What wasn’t mentioned in the GAA's press release before Christmas was the EIC’s other conclusion that the GAA “should ensure that all contractual arrangements are tested to ensure that parties with whom Association units are doing business are not themselves directly engaging in unethical activities.” 

The report claimed “many GAA units” have sponsorship deals “with companies which are indirectly linked to Israeli economic activity in the Occupied Palestine Territories or to the Israeli Defence Forces.” They advise the GAA should “avoid sponsors who are directly involved in activities which conflict with the ethical standards to which the Association adheres e.g. violation of human rights, promotion of products which cause obesity, abuse of labour rights, environmental destruction.” 

The commission stressed “it would be wholly unreasonable to expect every unit to forensically audit and interrogate every company or individual with whom they propose to do business to ensure their practices are ethical”.

However, they also point out that this “does not absolve GAA units from any obligation to act ethically in business arrangements in general and sponsorship agreements in particular.” The height of the ethical watermark GAA units are expected to reach is a concern for the EIC. They listed a number of commercial agreements counties and clubs currently have with companies that could be questioned on such grounds.

“It is not the role of the GAA to be the moral guardians of the world and a sense of perspective must be maintained,” they stated. “It is nigh impossible to engage in business without engaging with entities which have some kind of connection with activities which are morally questionable.

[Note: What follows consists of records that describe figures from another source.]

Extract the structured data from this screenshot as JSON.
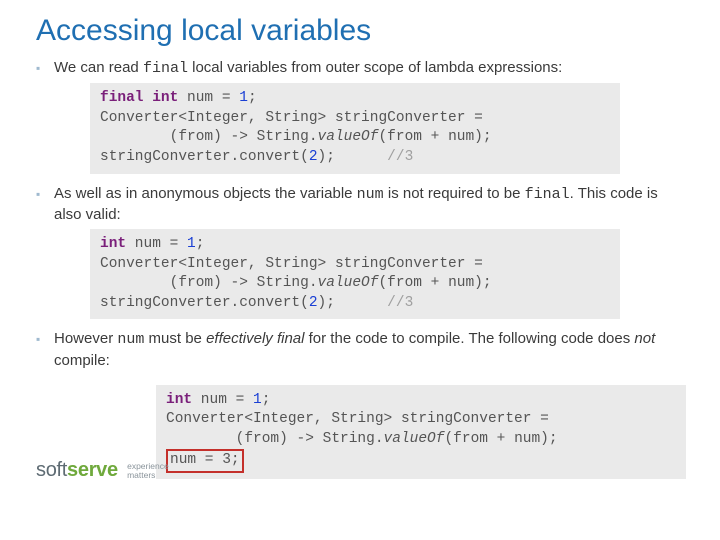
{
  "title": "Accessing local variables",
  "bullet1_pre": "We can read ",
  "bullet1_code": "final",
  "bullet1_post": " local variables from outer scope of lambda expressions:",
  "code1": {
    "l1_a": "final",
    "l1_b": " ",
    "l1_c": "int",
    "l1_d": " num = ",
    "l1_e": "1",
    "l1_f": ";",
    "l2_a": "Converter<Integer, String> stringConverter =",
    "l3_a": "        (from) -> String.",
    "l3_b": "valueOf",
    "l3_c": "(from + num);",
    "l4_a": "stringConverter.convert(",
    "l4_b": "2",
    "l4_c": ");      ",
    "l4_d": "//3"
  },
  "bullet2_pre": "As well as in anonymous objects the variable ",
  "bullet2_code": "num",
  "bullet2_mid": " is not required to be ",
  "bullet2_code2": "final",
  "bullet2_post": ". This code is also valid:",
  "code2": {
    "l1_a": "int",
    "l1_b": " num = ",
    "l1_c": "1",
    "l1_d": ";",
    "l2_a": "Converter<Integer, String> stringConverter =",
    "l3_a": "        (from) -> String.",
    "l3_b": "valueOf",
    "l3_c": "(from + num);",
    "l4_a": "stringConverter.convert(",
    "l4_b": "2",
    "l4_c": ");      ",
    "l4_d": "//3"
  },
  "bullet3_pre": "However ",
  "bullet3_code": "num",
  "bullet3_mid": " must be ",
  "bullet3_em": "effectively final",
  "bullet3_mid2": " for the code to compile. The following code does ",
  "bullet3_em2": "not",
  "bullet3_post": " compile:",
  "code3": {
    "l1_a": "int",
    "l1_b": " num = ",
    "l1_c": "1",
    "l1_d": ";",
    "l2_a": "Converter<Integer, String> stringConverter =",
    "l3_a": "        (from) -> String.",
    "l3_b": "valueOf",
    "l3_c": "(from + num);",
    "l4_err": "num = 3;"
  },
  "logo": {
    "soft": "soft",
    "serve": "serve",
    "tag1": "experience",
    "tag2": "matters"
  },
  "colors": {
    "title": "#1f6fb2",
    "bullet_marker": "#9fb9cf",
    "code_bg": "#eaeaea",
    "keyword": "#7a1f7a",
    "number": "#1a3fd4",
    "comment": "#a0a0a0",
    "error_border": "#c4302b",
    "logo_soft": "#5e6b73",
    "logo_serve": "#6fa93c"
  }
}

“This is true of clubs, counties, provinces and the GAA centrally. Even a cursory examination of county team sponsors discloses agreements with corporate entities associated with: providing insurance cover to companies involved in the Gaza war, and in causing pollution and climate destruction; construction products which have been associated with major disasters; serious pollution incidents; and the obesity crisis.

“At club level there are similar links, e.g. with companies selling products for companies who supply equipment to the Israeli Defence Forces and to settlers in the West Bank; with technology corporations who supply products which are essential in the operation of weapons of war; and with e-commerce platforms which support the economies of illegal settlements, to name but a few.” 

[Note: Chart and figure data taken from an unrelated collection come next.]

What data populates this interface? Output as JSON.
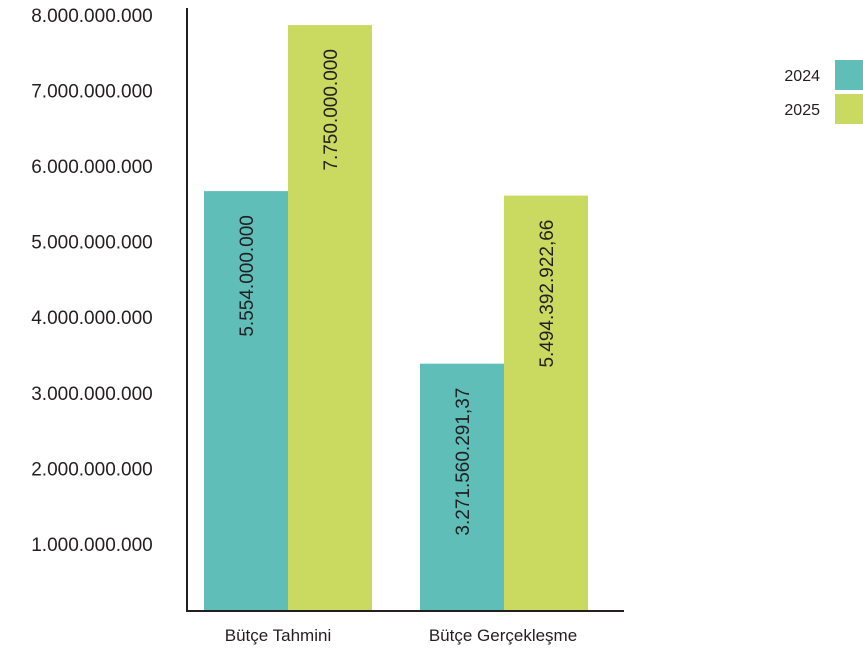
{
  "chart_data": {
    "type": "bar",
    "categories": [
      "Bütçe Tahmini",
      "Bütçe Gerçekleşme"
    ],
    "series": [
      {
        "name": "2024",
        "values": [
          5554000000,
          3271560291.37
        ],
        "labels": [
          "5.554.000.000",
          "3.271.560.291,37"
        ],
        "color": "#5fbfb8"
      },
      {
        "name": "2025",
        "values": [
          7750000000,
          5494392922.66
        ],
        "labels": [
          "7.750.000.000",
          "5.494.392.922,66"
        ],
        "color": "#cad95f"
      }
    ],
    "ylim": [
      0,
      8000000000
    ],
    "yticks": [
      {
        "value": 1000000000,
        "label": "1.000.000.000"
      },
      {
        "value": 2000000000,
        "label": "2.000.000.000"
      },
      {
        "value": 3000000000,
        "label": "3.000.000.000"
      },
      {
        "value": 4000000000,
        "label": "4.000.000.000"
      },
      {
        "value": 5000000000,
        "label": "5.000.000.000"
      },
      {
        "value": 6000000000,
        "label": "6.000.000.000"
      },
      {
        "value": 7000000000,
        "label": "7.000.000.000"
      },
      {
        "value": 8000000000,
        "label": "8.000.000.000"
      }
    ],
    "grid": false,
    "legend": "top-right",
    "title": "",
    "xlabel": "",
    "ylabel": ""
  }
}
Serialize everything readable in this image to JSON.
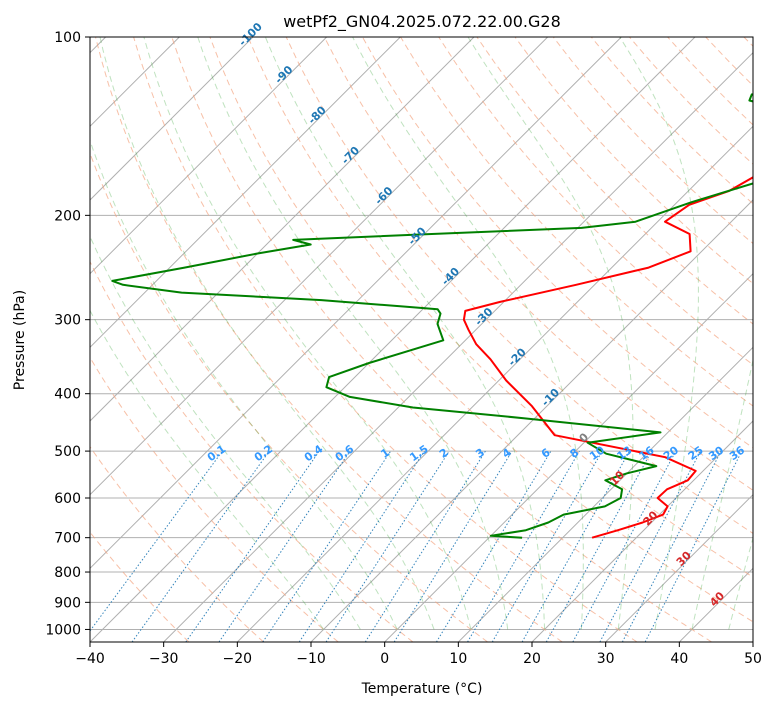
{
  "chart_data": {
    "type": "line",
    "title": "wetPf2_GN04.2025.072.22.00.G28",
    "xlabel": "Temperature (°C)",
    "ylabel": "Pressure (hPa)",
    "xlim": [
      -40,
      50
    ],
    "ylim": [
      1050,
      100
    ],
    "y_scale": "log",
    "x_ticks": [
      -40,
      -30,
      -20,
      -10,
      0,
      10,
      20,
      30,
      40,
      50
    ],
    "x_tick_labels": [
      "−40",
      "−30",
      "−20",
      "−10",
      "0",
      "10",
      "20",
      "30",
      "40",
      "50"
    ],
    "y_ticks": [
      100,
      200,
      300,
      400,
      500,
      600,
      700,
      800,
      900,
      1000
    ],
    "y_tick_labels": [
      "100",
      "200",
      "300",
      "400",
      "500",
      "600",
      "700",
      "800",
      "900",
      "1000"
    ],
    "grid": true,
    "series": [
      {
        "role": "temperature",
        "color": "#ff0000",
        "points": [
          [
            14.0,
            700
          ],
          [
            16.5,
            680
          ],
          [
            18.8,
            660
          ],
          [
            20.5,
            640
          ],
          [
            20.0,
            620
          ],
          [
            17.5,
            600
          ],
          [
            17.6,
            580
          ],
          [
            19.2,
            560
          ],
          [
            19.0,
            540
          ],
          [
            13.0,
            512
          ],
          [
            -5.0,
            470
          ],
          [
            -12.0,
            420
          ],
          [
            -19.0,
            380
          ],
          [
            -24.0,
            350
          ],
          [
            -28.0,
            330
          ],
          [
            -31.0,
            312
          ],
          [
            -33.0,
            300
          ],
          [
            -34.0,
            290
          ],
          [
            -30.5,
            280
          ],
          [
            -22.5,
            262
          ],
          [
            -15.0,
            245
          ],
          [
            -11.5,
            230
          ],
          [
            -14.0,
            215
          ],
          [
            -19.0,
            205
          ],
          [
            -18.0,
            192
          ],
          [
            -14.5,
            182
          ],
          [
            -13.0,
            172
          ],
          [
            -12.0,
            160
          ],
          [
            -12.0,
            148
          ],
          [
            -12.5,
            140
          ],
          [
            -16.5,
            132
          ],
          [
            -22.0,
            125
          ],
          [
            -23.0,
            120
          ],
          [
            -20.0,
            115
          ],
          [
            -14.0,
            112
          ],
          [
            -9.0,
            108
          ],
          [
            -5.0,
            104
          ],
          [
            -3.0,
            100
          ]
        ]
      },
      {
        "role": "dewpoint",
        "color": "#008000",
        "points": [
          [
            4.5,
            700
          ],
          [
            0.0,
            695
          ],
          [
            4.0,
            680
          ],
          [
            6.0,
            660
          ],
          [
            7.0,
            640
          ],
          [
            11.5,
            620
          ],
          [
            12.5,
            600
          ],
          [
            11.5,
            580
          ],
          [
            8.0,
            560
          ],
          [
            10.0,
            545
          ],
          [
            13.0,
            530
          ],
          [
            4.5,
            505
          ],
          [
            0.5,
            484
          ],
          [
            9.0,
            465
          ],
          [
            -11.5,
            440
          ],
          [
            -28.0,
            422
          ],
          [
            -38.0,
            405
          ],
          [
            -42.5,
            390
          ],
          [
            -43.5,
            375
          ],
          [
            -40.0,
            355
          ],
          [
            -33.0,
            325
          ],
          [
            -36.0,
            305
          ],
          [
            -37.0,
            293
          ],
          [
            -38.0,
            288
          ],
          [
            -43.0,
            285
          ],
          [
            -55.0,
            278
          ],
          [
            -75.0,
            270
          ],
          [
            -84.0,
            262
          ],
          [
            -86.0,
            258
          ],
          [
            -78.0,
            245
          ],
          [
            -70.0,
            232
          ],
          [
            -64.0,
            224
          ],
          [
            -67.0,
            220
          ],
          [
            -49.0,
            215
          ],
          [
            -29.5,
            210
          ],
          [
            -23.0,
            205
          ],
          [
            -18.0,
            190
          ],
          [
            -11.5,
            175
          ],
          [
            -11.0,
            165
          ],
          [
            -10.5,
            155
          ],
          [
            -11.0,
            145
          ],
          [
            -15.0,
            135
          ],
          [
            -24.0,
            128
          ],
          [
            -24.5,
            125
          ],
          [
            -16.5,
            120
          ],
          [
            -13.0,
            115
          ],
          [
            -11.5,
            110
          ],
          [
            -11.0,
            105
          ],
          [
            -8.0,
            100
          ]
        ]
      }
    ],
    "dry_adiabat_labels": [
      "-100",
      "-90",
      "-80",
      "-70",
      "-60",
      "-50",
      "-40",
      "-30",
      "-20",
      "-10",
      "0",
      "10",
      "20",
      "30",
      "40"
    ],
    "mixing_ratio_labels": [
      "0.1",
      "0.2",
      "0.4",
      "0.6",
      "1",
      "1.5",
      "2",
      "3",
      "4",
      "6",
      "8",
      "10",
      "13",
      "16",
      "20",
      "25",
      "30",
      "36"
    ]
  }
}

The EIC noted UN Special Rapporteur on the Occupied Palestine Territories Francesca Albanese’s call for countries to “suspend all military, trade and diplomatic relations with Israel” and to “suspend Israel from the United Nations". However, they added “this is not the policy of either Government in Ireland”.

They also pointed out Microsoft and Google, which were cited in Albanese’s report as being directly complicit in Israel’s military efforts in Gaza, “are in daily use throughout the GAA”.